Electrochemical battery cell
An electrochemical reaction is a chemical reaction that occurs between the electrode and electrolyte. A battery is made up of a plurality of electrochemical cells connected in series and/or in parallel and assembled together in a common container. An electrochemical cell is composed of electrodes and electrolyte. Electrochemical cells may be classified as either electrolysis cells or fuel cells. Electrolysis cells act as hydrogen generators by electrolytically decomposing water to produce hydrogen and oxygen gases. Fuel cells function by electrochemically reacting a fuel gas such as hydrogen with an oxidant gas such as air or oxygen to generate electricity.
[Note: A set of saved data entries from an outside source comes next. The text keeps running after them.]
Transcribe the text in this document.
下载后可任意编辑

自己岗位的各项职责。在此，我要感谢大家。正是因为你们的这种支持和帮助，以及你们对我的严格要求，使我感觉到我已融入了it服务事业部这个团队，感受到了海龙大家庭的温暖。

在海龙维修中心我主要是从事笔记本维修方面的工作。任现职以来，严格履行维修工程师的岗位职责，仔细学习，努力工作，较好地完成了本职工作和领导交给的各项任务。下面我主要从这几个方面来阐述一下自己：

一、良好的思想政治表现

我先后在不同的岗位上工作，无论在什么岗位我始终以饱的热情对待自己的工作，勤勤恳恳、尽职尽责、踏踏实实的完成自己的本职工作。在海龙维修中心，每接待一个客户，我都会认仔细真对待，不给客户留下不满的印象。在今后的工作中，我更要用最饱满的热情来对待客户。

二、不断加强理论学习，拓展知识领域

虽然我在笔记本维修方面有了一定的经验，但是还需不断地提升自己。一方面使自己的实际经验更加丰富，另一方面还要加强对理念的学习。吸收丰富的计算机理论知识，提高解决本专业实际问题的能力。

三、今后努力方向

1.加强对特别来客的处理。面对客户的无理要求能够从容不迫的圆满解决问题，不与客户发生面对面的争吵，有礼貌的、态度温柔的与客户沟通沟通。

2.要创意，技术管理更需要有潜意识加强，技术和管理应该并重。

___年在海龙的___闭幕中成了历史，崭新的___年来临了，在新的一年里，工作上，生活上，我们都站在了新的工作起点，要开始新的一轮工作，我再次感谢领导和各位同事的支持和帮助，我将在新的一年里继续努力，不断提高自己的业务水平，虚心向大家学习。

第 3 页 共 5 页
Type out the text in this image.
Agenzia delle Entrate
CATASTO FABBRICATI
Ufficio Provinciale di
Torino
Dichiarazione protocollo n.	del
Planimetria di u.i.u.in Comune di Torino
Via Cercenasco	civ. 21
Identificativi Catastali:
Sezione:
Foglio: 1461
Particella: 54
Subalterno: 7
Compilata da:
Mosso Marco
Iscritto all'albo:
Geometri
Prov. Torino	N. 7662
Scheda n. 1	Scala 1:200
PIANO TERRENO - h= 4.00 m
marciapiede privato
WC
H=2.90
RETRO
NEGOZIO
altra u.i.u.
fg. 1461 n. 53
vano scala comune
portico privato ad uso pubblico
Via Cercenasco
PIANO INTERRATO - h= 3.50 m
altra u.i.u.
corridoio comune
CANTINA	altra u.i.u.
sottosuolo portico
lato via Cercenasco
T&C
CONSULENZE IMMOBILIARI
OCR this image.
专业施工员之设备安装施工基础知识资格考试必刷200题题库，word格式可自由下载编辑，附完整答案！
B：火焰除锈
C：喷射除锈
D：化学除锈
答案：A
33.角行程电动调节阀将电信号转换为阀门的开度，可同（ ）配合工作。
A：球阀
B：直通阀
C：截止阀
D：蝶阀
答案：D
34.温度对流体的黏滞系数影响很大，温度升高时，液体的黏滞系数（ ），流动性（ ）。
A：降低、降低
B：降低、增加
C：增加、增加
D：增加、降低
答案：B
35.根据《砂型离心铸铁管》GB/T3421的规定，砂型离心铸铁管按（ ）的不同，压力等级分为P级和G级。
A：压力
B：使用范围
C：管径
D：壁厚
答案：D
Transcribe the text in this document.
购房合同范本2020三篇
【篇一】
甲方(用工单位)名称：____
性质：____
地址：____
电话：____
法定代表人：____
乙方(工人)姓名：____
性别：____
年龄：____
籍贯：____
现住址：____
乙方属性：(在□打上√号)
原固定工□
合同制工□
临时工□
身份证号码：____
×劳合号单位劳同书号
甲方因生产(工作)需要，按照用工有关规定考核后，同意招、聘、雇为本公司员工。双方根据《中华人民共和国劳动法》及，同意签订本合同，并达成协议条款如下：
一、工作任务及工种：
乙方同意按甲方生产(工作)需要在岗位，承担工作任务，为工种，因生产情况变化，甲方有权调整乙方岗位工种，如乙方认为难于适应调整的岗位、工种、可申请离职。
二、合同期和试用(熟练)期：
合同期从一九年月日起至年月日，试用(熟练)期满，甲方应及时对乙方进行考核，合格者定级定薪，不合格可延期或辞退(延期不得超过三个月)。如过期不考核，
A battery pack consists of one or more electrochemical cells or batteries, wherein each cell typically includes a positive electrode, a negative electrode, and an electrolyte or other material for facilitating movement of ionic charge carriers between the negative electrode and positive electrode. Electrochemical batteries classically include pairs of oppositely charged plates, and an intervening electrolyte to convey ions from one plate to the other when the circuit through the battery is completed. Multicell batteries that are constructed in a broad range of electrochemical systems are typically packaged in cylindrical or prismatic housings. Individual cells are connected in series by conductive links to make the multi-cell batteries. Rechargeable lithium batteries are the result of recent advances in the field of electrochemical cells. The advantageous characteristics of such electrochemical cells include light weight, long service life, relatively high energy densities and high specific energies. Lithium ion polymer battery cells utilize electrode element comprising flexible sheets of polymeric composition in which are dispersed finely-divided particulate materials capable of reversibly intercalating lithium ions during battery charge/discharge cycles.